T-tests -- Definition and Types of tests

Sameer Mathur

T-test

Student t-test is a statistical test which is widely used to compare the mean of two groups of samples. It is used to evaluate whether the means of two sets of data are significantly different from each other.

Types of t-test

The one-sample t-test, used to compare the mean of a population with a theoretical value.
The unpaired two sample t-test, used to compare the mean of two independent samples.
The paired t-test, used to compare the means between two related groups of samples.

One-sample t-test

One-sample t-test is used to compare the mean of a population to a specified theoretical mean \( \mu \).

One-sample t-test -- Formula

Let \( X \) represents a set of values with size \( n \), with mean \( m \) and with standard deviation \( S \). The comparison of the observed mean \( (m) \) of the population to a theoretical value \( \mu \) is performed with the formula below :

\[ t = \frac{m - \mu}{\frac{s}{\sqrt{n}}} \]

The degrees of freedom \( (df) \) used in this test are :

\[ df = n-1 \]

One-sample t-test -- Assumptions

The t-test can be used only when the data are normally distributed.

Independent (Unpaired) two sample t-test

Independent (or unpaired two sample) t-test is used to compare the means of two unrelated groups of samples.

Independent (Unpaired) two sample t-test -- Example

Suppose we have a cohort of 100 individuals (50 women and 50 men).

Suppose the question is to test whether the average weight of women is significantly different from that of men?

In this case, we have two independents groups of samples and the unpaired t-test can be used to test whether the means are different.

Independent t-test formula

Let \( A \) and \( B \) represent the two groups to compare.
Let \( m_A \) and \( m_B \) represent the means of groups \( A \) and \( B \), respectively.
Let \( n_A \) and \( n_B \) represent the sizes of group \( A \) and \( B \), respectively.

slide next….

Independent t-test formula

The t-test statistic value to test whether the means are different can be calculated as follow:

\[ t = \frac{m_A - m_B}{\sqrt{\frac{S^2}{n_A} + \frac{S^2}{n_B}}} \]

\( S^2 \) is an estimator of the common variance of the two samples.
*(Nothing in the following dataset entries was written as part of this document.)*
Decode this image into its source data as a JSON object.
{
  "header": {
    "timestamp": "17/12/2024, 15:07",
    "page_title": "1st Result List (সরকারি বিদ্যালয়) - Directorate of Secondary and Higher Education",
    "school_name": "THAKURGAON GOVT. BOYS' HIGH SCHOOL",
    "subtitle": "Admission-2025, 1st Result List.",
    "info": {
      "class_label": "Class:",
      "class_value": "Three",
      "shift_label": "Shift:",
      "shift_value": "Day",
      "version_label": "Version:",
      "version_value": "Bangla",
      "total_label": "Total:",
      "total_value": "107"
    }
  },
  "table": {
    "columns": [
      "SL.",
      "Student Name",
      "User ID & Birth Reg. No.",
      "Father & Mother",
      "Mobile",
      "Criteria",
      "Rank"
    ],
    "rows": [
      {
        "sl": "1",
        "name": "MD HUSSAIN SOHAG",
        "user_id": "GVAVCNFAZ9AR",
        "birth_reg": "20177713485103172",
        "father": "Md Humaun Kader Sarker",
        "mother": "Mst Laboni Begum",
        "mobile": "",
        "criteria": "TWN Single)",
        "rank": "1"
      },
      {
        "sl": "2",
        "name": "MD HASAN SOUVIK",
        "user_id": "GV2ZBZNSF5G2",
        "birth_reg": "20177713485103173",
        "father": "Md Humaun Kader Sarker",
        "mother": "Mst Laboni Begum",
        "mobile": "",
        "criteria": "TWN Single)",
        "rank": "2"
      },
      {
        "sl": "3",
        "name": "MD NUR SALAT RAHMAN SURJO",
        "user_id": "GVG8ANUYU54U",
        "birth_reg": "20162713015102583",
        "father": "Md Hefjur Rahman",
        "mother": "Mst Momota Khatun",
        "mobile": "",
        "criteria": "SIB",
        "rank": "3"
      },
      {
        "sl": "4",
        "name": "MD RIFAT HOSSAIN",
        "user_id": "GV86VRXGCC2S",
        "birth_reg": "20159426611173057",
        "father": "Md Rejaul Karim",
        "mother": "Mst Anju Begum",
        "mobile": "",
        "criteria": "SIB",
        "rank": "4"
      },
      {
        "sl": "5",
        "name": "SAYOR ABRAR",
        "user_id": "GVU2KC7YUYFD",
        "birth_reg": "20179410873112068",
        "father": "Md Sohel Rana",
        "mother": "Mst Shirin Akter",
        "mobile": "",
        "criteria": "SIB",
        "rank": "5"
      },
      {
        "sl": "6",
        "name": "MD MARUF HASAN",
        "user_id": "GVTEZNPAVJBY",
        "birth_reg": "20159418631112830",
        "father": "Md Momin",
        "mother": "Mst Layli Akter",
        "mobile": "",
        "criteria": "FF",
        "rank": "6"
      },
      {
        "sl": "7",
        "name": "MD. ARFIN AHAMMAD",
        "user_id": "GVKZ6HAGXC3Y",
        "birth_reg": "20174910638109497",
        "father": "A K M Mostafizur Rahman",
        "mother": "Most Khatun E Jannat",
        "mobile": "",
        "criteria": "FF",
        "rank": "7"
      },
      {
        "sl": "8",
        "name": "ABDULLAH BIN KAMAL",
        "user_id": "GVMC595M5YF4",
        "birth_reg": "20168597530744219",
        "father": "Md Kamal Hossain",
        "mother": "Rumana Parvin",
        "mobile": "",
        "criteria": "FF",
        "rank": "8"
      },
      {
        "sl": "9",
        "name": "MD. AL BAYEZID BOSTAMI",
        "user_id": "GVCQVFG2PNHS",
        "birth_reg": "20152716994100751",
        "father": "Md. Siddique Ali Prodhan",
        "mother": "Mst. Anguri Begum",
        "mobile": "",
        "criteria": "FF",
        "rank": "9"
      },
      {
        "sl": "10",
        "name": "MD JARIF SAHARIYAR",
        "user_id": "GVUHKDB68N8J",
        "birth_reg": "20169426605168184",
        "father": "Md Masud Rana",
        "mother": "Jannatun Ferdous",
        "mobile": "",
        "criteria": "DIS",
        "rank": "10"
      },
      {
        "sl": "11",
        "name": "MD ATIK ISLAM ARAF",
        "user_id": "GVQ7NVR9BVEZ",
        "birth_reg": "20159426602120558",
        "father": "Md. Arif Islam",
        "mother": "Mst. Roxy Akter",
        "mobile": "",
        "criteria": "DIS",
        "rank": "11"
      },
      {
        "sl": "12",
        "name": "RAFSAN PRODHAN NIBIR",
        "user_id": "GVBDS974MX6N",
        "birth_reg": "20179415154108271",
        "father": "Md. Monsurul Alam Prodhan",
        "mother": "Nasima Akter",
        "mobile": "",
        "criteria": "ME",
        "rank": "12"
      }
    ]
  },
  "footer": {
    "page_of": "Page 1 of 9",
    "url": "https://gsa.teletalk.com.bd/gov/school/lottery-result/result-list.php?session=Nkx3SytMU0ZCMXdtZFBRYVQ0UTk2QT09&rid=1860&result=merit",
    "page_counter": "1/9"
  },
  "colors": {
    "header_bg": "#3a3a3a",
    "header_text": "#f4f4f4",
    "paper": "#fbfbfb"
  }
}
It can be calculated as follow:

\[ S^2 = \frac{\sum(x-m_A)^2 + \sum(x-m_B)^2}{n_A + n_B - 2} \]

Independent t-test - Assumptions

The test can be used only when the two groups of samples (A and B) being compared follow a bivariate normal distribution with equal variances.

Paired sample t-test

Paired Student's t-test is used to compare the means of two related samples. That is when you have two values (pair of values) for the same samples.

Paired sample t-test -- Example

For example, \( 20 \) mice received a treatment \( X \) for \( 3 \) months.

The question is to test whether the treatment \( X \) has an impact on the weight of the mice at the end of the \( 3 \) months of treatment.

The weight of the \( 20 \) mice has been measured before and after the treatment. This gives us \( 20 \) sets of values before treatment and \( 20 \) sets of values after treatment from measuring twice the weight of the same mice.

Paired sample t-test -- Example

In this case, the paired t-test can be used as the two sets of values being compared are related.

We have a pair of values for each mouse (one before and the other after treatment).

Paired t-test -- Formula

To compare the means of the two paired sets of data, the differences between all pairs must be, first, calculated.

Paired t-test is based on the differences between the values of each pair, that is one subtracted from the other. In the formula for a paired t-test, this difference is notated as \( d \). Formula of the paired t test is the ratio of the sum of the differences of each pair to the square root of n times the sum of the differences squared minus the sum of the squared differences, all over \( n-1 \).

\[ t = \frac{\sum(d)}{\sqrt{\frac{n(\sum d^2) - (\sum d^2)}{n-1}}} \]

where, \( \sum d = \) Sum of the differences

Paired t-test -- Assumptions

The test can be used only when the difference \( d \) is normally distributed.